Я спрашивал ее врасплох: «Ах, кстати, Альбертина, приснилось ли мне это, или вы действительно сказали, что знакомы с Жильбертой Сван?» – «Да, то есть она помогала мне на уроках, потому что у нее были записки по французской истории, она была даже так мила, что одолжила мне свои тетради, и при первой же встрече с ней я их вернула». – «Что же, она из тех женщин, которых я не люблю?» – «О, ничуть, совсем напротив». Но я не любил заниматься такого рода допросами и часто посвящал на мысленное представление прогулки Альбертины больше сил, чем затратил бы их на действительное участие в этой проулке; я заводил с ней речь с тем жаром, который сохраняют в нас нетронутым неосуществленные планы.
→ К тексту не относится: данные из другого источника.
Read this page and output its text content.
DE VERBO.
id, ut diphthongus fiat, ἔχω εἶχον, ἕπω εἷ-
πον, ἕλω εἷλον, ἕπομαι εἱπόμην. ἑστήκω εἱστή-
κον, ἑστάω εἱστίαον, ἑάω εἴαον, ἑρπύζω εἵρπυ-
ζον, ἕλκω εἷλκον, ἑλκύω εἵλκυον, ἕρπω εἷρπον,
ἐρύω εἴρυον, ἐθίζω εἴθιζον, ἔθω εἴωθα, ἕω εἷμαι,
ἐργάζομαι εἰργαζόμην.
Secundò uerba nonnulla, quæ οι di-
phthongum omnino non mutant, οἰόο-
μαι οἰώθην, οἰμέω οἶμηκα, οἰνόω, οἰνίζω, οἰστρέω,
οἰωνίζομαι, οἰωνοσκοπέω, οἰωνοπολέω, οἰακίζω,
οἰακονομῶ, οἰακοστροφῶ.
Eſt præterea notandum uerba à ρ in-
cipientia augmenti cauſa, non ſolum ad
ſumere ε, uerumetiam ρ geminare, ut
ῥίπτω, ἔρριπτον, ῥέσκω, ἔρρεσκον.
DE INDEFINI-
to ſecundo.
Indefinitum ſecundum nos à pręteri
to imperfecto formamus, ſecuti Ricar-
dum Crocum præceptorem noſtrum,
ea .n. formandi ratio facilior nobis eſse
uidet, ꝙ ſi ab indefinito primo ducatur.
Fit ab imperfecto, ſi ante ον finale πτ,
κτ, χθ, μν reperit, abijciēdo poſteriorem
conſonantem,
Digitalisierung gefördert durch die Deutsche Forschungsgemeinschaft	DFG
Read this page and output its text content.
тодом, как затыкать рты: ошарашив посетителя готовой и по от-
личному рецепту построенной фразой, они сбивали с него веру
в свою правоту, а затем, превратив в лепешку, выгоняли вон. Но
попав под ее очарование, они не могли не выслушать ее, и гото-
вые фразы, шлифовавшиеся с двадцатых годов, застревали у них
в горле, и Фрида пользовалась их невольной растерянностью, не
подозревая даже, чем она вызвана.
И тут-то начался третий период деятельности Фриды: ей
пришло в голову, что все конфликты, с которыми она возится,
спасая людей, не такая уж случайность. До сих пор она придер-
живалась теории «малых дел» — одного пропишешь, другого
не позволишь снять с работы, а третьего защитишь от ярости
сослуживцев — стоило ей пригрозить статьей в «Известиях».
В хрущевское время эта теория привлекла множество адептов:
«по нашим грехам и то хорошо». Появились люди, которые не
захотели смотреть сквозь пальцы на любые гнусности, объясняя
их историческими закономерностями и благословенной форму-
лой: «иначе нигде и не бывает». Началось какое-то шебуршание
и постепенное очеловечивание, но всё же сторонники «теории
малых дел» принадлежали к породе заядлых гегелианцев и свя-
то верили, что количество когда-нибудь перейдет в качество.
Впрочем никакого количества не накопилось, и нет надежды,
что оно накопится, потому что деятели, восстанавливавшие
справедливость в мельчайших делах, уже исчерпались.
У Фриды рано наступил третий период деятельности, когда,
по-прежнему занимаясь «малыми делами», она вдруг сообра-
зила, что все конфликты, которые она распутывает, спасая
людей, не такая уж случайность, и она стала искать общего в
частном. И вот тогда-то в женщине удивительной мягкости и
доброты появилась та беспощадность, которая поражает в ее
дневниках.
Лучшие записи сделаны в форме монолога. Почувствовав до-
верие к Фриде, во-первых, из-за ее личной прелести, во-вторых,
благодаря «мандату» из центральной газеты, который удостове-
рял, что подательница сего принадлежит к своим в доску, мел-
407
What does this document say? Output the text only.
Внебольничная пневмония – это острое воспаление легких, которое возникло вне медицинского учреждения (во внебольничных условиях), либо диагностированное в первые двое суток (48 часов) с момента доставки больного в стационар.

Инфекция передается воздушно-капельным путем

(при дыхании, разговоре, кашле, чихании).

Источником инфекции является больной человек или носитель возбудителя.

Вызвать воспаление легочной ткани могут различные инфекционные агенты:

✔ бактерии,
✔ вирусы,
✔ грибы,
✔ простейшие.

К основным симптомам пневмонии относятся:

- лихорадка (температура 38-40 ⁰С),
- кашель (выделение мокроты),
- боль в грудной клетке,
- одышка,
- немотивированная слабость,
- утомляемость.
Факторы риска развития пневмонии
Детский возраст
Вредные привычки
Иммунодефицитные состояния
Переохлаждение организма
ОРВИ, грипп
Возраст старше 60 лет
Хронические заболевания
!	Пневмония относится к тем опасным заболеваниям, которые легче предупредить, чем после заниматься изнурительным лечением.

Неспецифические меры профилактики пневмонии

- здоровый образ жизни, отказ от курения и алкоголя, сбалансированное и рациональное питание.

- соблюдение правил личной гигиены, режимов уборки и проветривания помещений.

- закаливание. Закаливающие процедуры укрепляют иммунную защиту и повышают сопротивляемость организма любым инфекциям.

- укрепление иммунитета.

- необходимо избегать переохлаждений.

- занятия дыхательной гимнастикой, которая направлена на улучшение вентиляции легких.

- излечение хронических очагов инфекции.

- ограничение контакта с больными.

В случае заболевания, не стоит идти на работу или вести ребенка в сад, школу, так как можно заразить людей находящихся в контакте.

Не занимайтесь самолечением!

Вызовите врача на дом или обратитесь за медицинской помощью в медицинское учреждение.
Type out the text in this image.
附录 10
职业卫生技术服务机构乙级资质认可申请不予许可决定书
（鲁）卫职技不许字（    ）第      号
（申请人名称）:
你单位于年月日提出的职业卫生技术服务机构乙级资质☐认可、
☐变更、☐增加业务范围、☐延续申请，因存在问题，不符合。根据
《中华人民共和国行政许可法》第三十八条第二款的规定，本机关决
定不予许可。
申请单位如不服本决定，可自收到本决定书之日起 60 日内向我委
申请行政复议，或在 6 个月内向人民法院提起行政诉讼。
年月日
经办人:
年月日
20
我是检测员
Я выражал такое горячее желание вновь взглянуть на тот или другой витраж Сент-Шапель, такое сожаление по поводу невозможности пойти в эту часовню вдвоем с Альбертиной, что она ласково говорила мне: «Милый мой мальчик, если вы думаете, что это доставит вам такое удовольствие, сделайте маленькое усилие, поезжайте с нами. Мы будем ждать вас сколько вам угодно, вы успеете собраться не торопясь. Впрочем, если вам больше нравится быть одному со мной, я сейчас же спроважу Андре, она придет в другой раз». Но эти просьбы выйти прогуляться действовали на меня так успокоительно, что я мог уступить желанию остаться дома.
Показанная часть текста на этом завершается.